French lesbian film organization

Cineffable is a French organization whose purpose is to promote lesbian cinema, especially through the International Lesbian and Feminist Film Festival in Paris: When lesbians make movies.

The association was born in 1989 out of the lack of sufficient spaces reserved for female homosexuality in the International Women's Film Festival of Créteil. Cineffable's goal is to organize a lesbian film festival for lesbians.

== Paris International Film Festival : When Lesbians Make Movies ==

=== Organisation ===
This film festival, has been created for an exclusively female audience. Historically it has given rise to debates and meetings between participants and is a hotbed of discussion on lesbianism and feminism.

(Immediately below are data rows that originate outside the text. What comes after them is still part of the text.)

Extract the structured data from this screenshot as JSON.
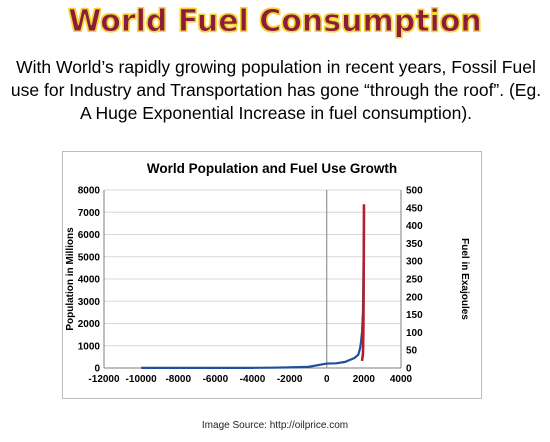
{
  "page": {
    "title": "World Fuel Consumption",
    "intro_text": "With World’s rapidly growing population in recent years, Fossil Fuel use for Industry and Transportation has gone “through the roof”.  (Eg. A Huge Exponential Increase in fuel consumption).",
    "source_caption": "Image Source: http://oilprice.com"
  },
  "colors": {
    "title_fill": "#8b1c3a",
    "title_outline": "#f2d43a",
    "population_line": "#1f4e9c",
    "fuel_line": "#b3202a",
    "grid": "#d9d9d9",
    "zero_line": "#7f7f7f"
  },
  "chart_data": {
    "type": "line",
    "title": "World Population and Fuel Use Growth",
    "xlabel": "",
    "ylabel": "Population in Millions",
    "y2label": "Fuel in Exajoules",
    "xlim": [
      -12000,
      4000
    ],
    "ylim": [
      0,
      8000
    ],
    "y2lim": [
      0,
      500
    ],
    "x_ticks": [
      "-12000",
      "-10000",
      "-8000",
      "-6000",
      "-4000",
      "-2000",
      "0",
      "2000",
      "4000"
    ],
    "x_tick_values": [
      -12000,
      -10000,
      -8000,
      -6000,
      -4000,
      -2000,
      0,
      2000,
      4000
    ],
    "y_ticks": [
      "0",
      "1000",
      "2000",
      "3000",
      "4000",
      "5000",
      "6000",
      "7000",
      "8000"
    ],
    "y_tick_values": [
      0,
      1000,
      2000,
      3000,
      4000,
      5000,
      6000,
      7000,
      8000
    ],
    "y2_ticks": [
      "0",
      "50",
      "100",
      "150",
      "200",
      "250",
      "300",
      "350",
      "400",
      "450",
      "500"
    ],
    "y2_tick_values": [
      0,
      50,
      100,
      150,
      200,
      250,
      300,
      350,
      400,
      450,
      500
    ],
    "grid": true,
    "legend": "none",
    "series": [
      {
        "axis": "left",
        "x": [
          -10000,
          -8000,
          -6000,
          -4000,
          -3000,
          -2000,
          -1000,
          0,
          500,
          1000,
          1200,
          1500,
          1700,
          1800,
          1850,
          1900,
          1950,
          1970,
          1990,
          2000
        ],
        "values": [
          4,
          5,
          7,
          7,
          14,
          27,
          50,
          200,
          210,
          275,
          350,
          450,
          600,
          900,
          1200,
          1600,
          2500,
          3700,
          5300,
          6100
        ]
      },
      {
        "axis": "right",
        "x": [
          1900,
          1950,
          1960,
          1970,
          1980,
          1990,
          2000,
          2005
        ],
        "values": [
          20,
          40,
          60,
          100,
          150,
          250,
          380,
          460
        ]
      }
    ]
  }
}
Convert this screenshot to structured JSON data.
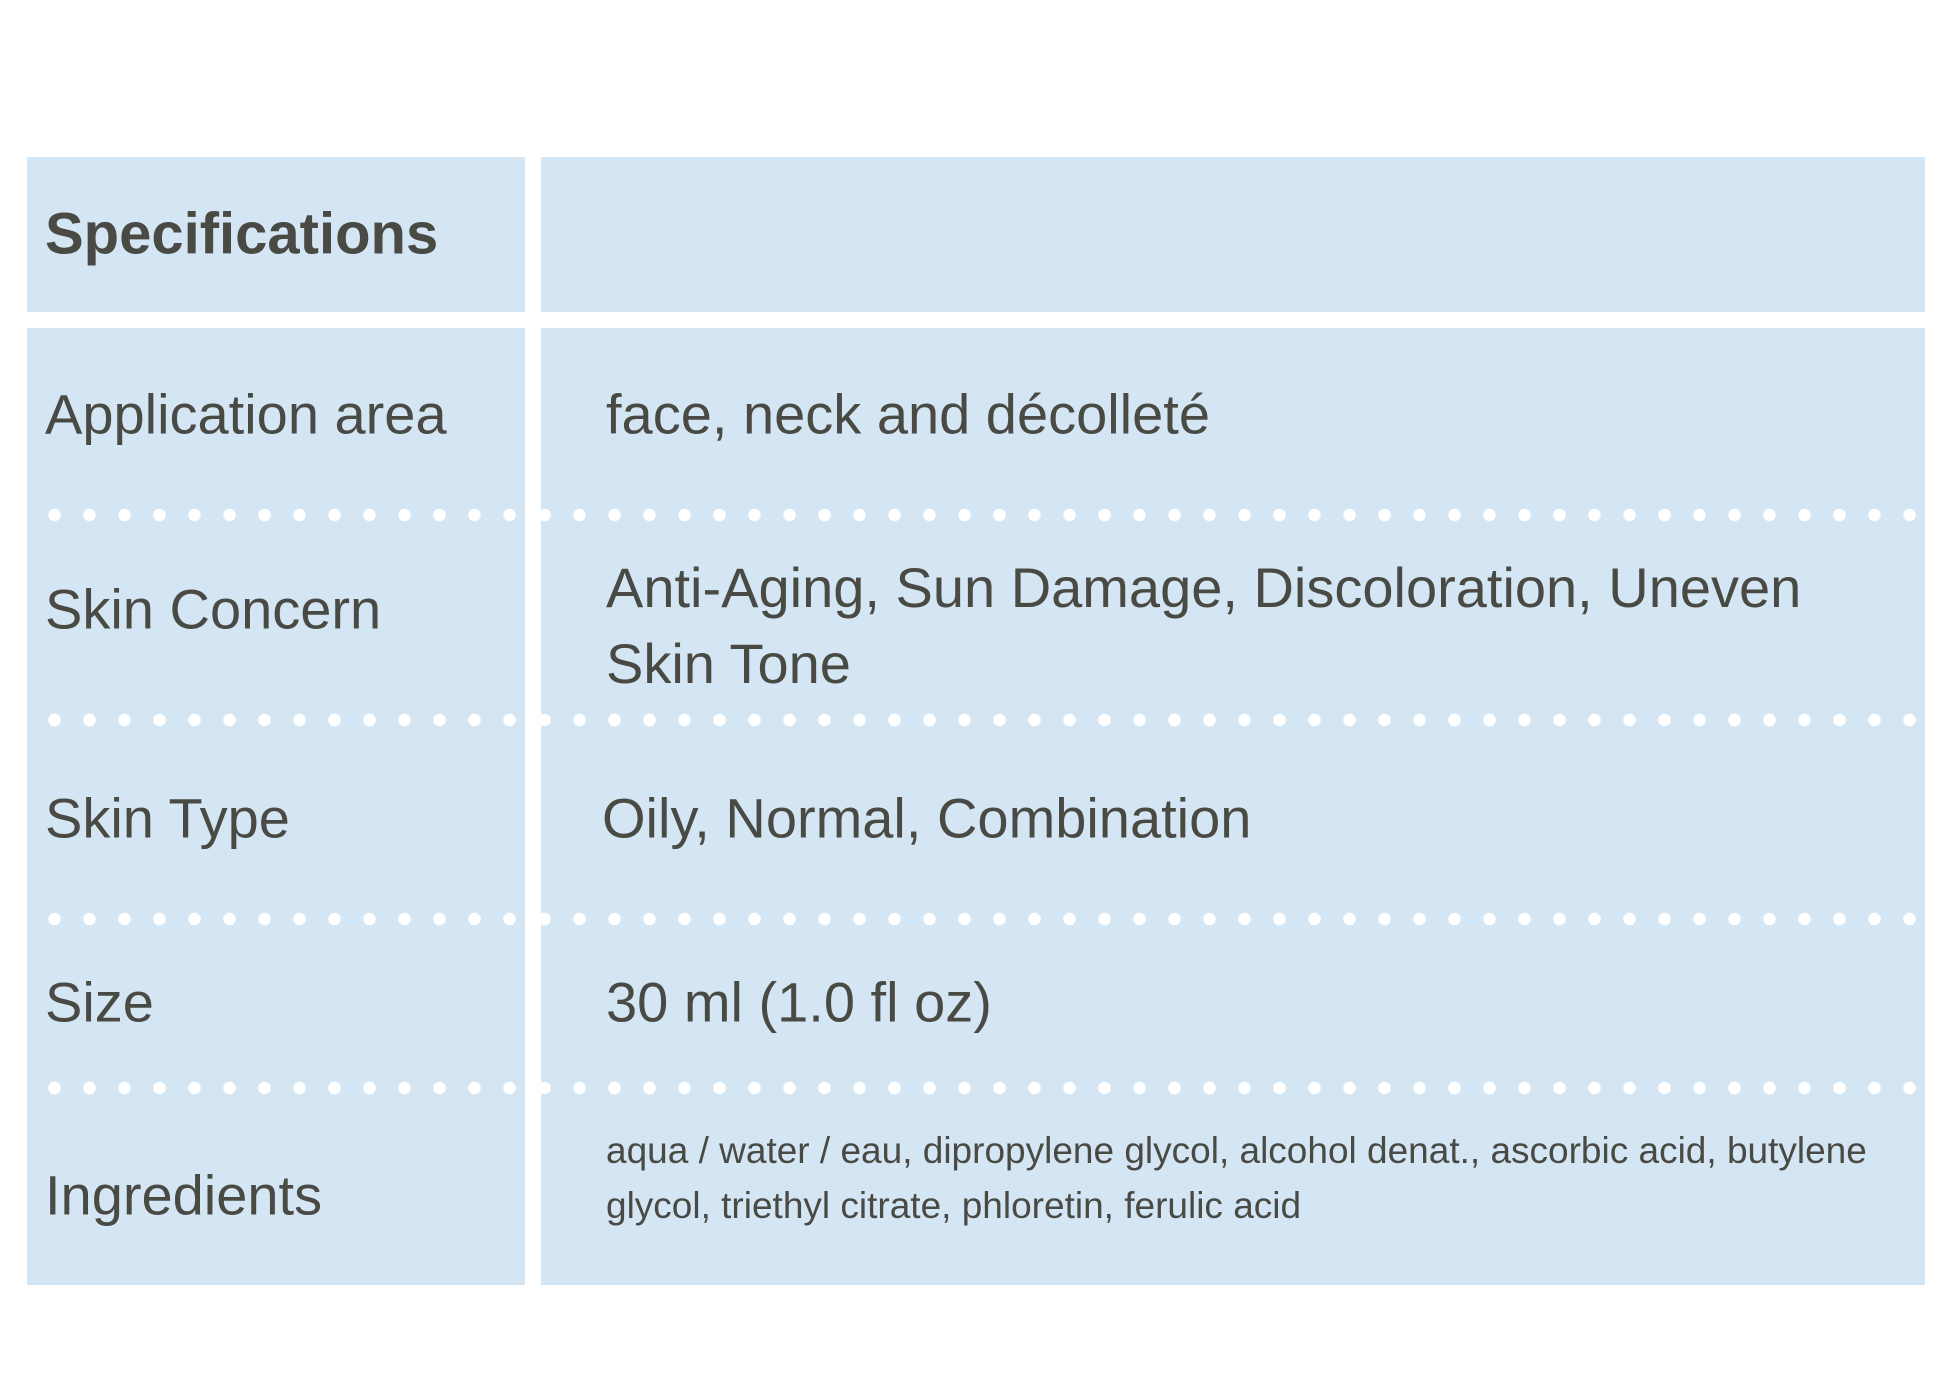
{
  "header": {
    "title": "Specifications",
    "value": ""
  },
  "rows": [
    {
      "label": "Application area",
      "value": "face, neck and décolleté"
    },
    {
      "label": "Skin Concern",
      "value": "Anti-Aging, Sun Damage, Discoloration, Uneven Skin Tone"
    },
    {
      "label": "Skin Type",
      "value": "Oily, Normal, Combination"
    },
    {
      "label": "Size",
      "value": "30 ml (1.0 fl oz)"
    },
    {
      "label": "Ingredients",
      "value": "aqua / water / eau, dipropylene glycol, alcohol denat., ascorbic acid, butylene glycol, triethyl citrate, phloretin, ferulic acid"
    }
  ],
  "colors": {
    "cell_background": "#d4e6f3",
    "text": "#4a4a45",
    "divider_dots": "#ffffff"
  }
}
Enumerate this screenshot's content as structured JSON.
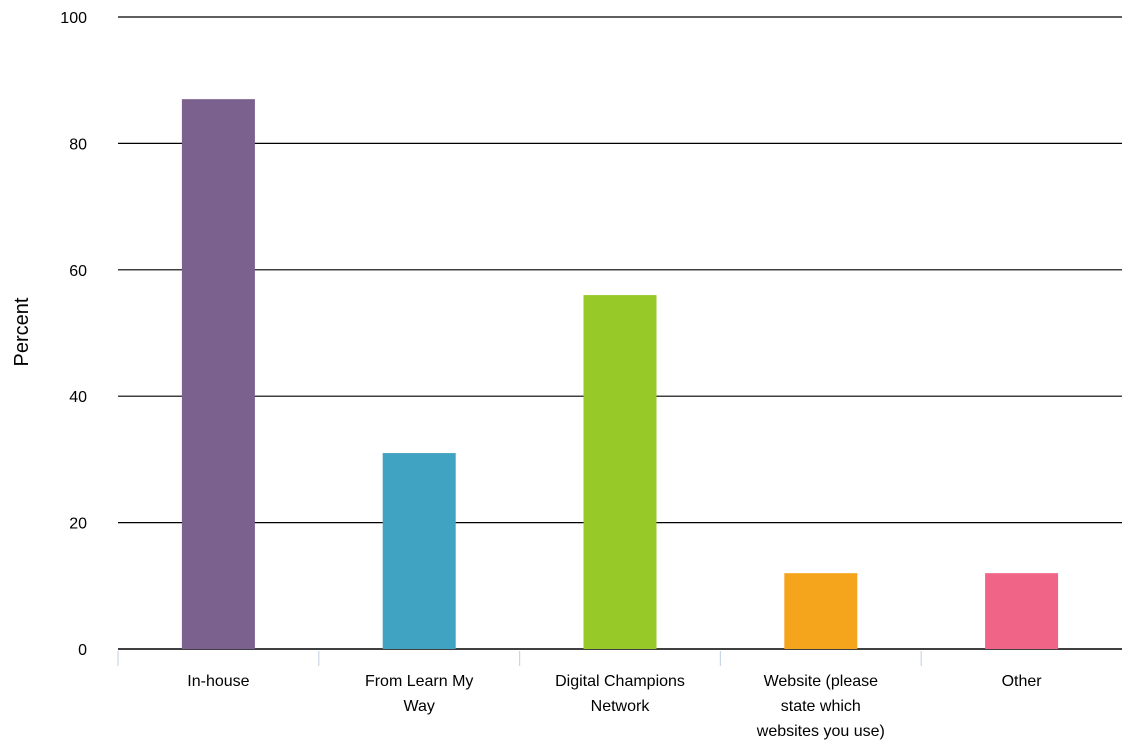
{
  "chart_data": {
    "type": "bar",
    "categories": [
      [
        "In-house"
      ],
      [
        "From Learn My",
        "Way"
      ],
      [
        "Digital Champions",
        "Network"
      ],
      [
        "Website (please",
        "state which",
        "websites you use)"
      ],
      [
        "Other"
      ]
    ],
    "values": [
      87,
      31,
      56,
      12,
      12
    ],
    "colors": [
      "#7b618e",
      "#41a3c2",
      "#97c928",
      "#f4a51c",
      "#ef6487"
    ],
    "ylabel": "Percent",
    "xlabel": "",
    "ylim": [
      0,
      100
    ],
    "yticks": [
      0,
      20,
      40,
      60,
      80,
      100
    ],
    "grid": true
  }
}
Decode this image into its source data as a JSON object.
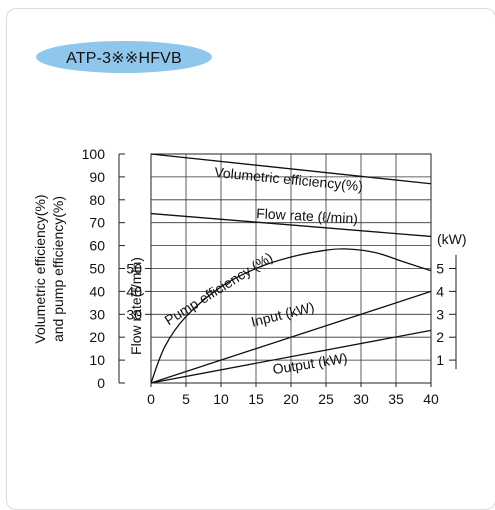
{
  "badge": {
    "label": "ATP-3※※HFVB",
    "color": "#8fc7ec"
  },
  "chart_data": {
    "type": "line",
    "x": {
      "range": [
        0,
        40
      ],
      "ticks": [
        0,
        5,
        10,
        15,
        20,
        25,
        30,
        35,
        40
      ]
    },
    "y_left_efficiency": {
      "label_line1": "Volumetric efficiency(%)",
      "label_line2": "and pump efficiency(%)",
      "range": [
        0,
        100
      ],
      "ticks": [
        0,
        10,
        20,
        30,
        40,
        50,
        60,
        70,
        80,
        90,
        100
      ]
    },
    "y_left_flow": {
      "label": "Flow rate(ℓ/min)",
      "range": [
        0,
        100
      ],
      "ticks": [
        30,
        40,
        50
      ]
    },
    "y_right_power": {
      "unit_label": "(kW)",
      "range": [
        0,
        10
      ],
      "ticks": [
        1,
        2,
        3,
        4,
        5
      ]
    },
    "grid": true,
    "series": [
      {
        "name": "Volumetric efficiency(%)",
        "axis": "efficiency",
        "points": [
          [
            0,
            100
          ],
          [
            40,
            87
          ]
        ]
      },
      {
        "name": "Flow rate (ℓ/min)",
        "axis": "flow",
        "points": [
          [
            0,
            74
          ],
          [
            40,
            64
          ]
        ]
      },
      {
        "name": "Pump efficiency (%)",
        "axis": "efficiency",
        "points": [
          [
            0,
            0
          ],
          [
            2,
            16
          ],
          [
            5,
            29
          ],
          [
            10,
            42
          ],
          [
            15,
            50
          ],
          [
            20,
            55
          ],
          [
            25,
            58
          ],
          [
            28,
            58.5
          ],
          [
            32,
            57
          ],
          [
            36,
            53
          ],
          [
            40,
            49
          ]
        ]
      },
      {
        "name": "Input (kW)",
        "axis": "power",
        "points": [
          [
            0,
            0
          ],
          [
            40,
            4
          ]
        ]
      },
      {
        "name": "Output (kW)",
        "axis": "power",
        "points": [
          [
            0,
            0
          ],
          [
            40,
            2.3
          ]
        ]
      }
    ]
  }
}
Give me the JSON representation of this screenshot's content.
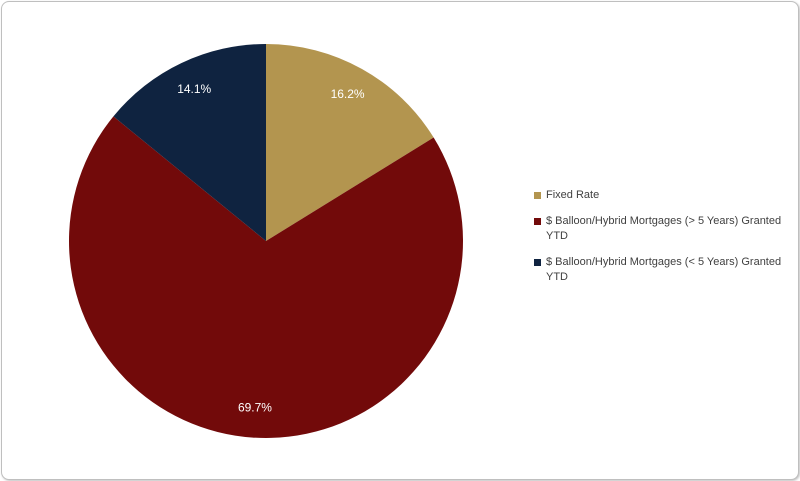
{
  "chart_data": {
    "type": "pie",
    "categories": [
      "Fixed Rate",
      "$ Balloon/Hybrid Mortgages (> 5 Years) Granted YTD",
      "$ Balloon/Hybrid Mortgages (< 5 Years) Granted YTD"
    ],
    "values": [
      16.2,
      69.7,
      14.1
    ],
    "value_labels": [
      "16.2%",
      "69.7%",
      "14.1%"
    ],
    "colors": [
      "#b3954f",
      "#720a0a",
      "#0f2340"
    ],
    "legend": "right"
  }
}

The association Cineffable is self-managed and the festival is financially independent, being self-financed since 2003. However the association receives a grant from the city of Paris under the Observatory of equality between men and women of the Paris City Hall.

=== History ===
Created in 1989, the festival was held in 1992 and 1993 at the Cultural Center of La Clef in Paris, then at the Cultural Center André Malraux (Le Kremlin-Bicêtre) until 2000, when it took place at the theater Le Trianon. From 2010 until 2016, the festival screened l'Espace Reuilly (Paris 12e).

Since 1996, the festival has received around 7000 entries.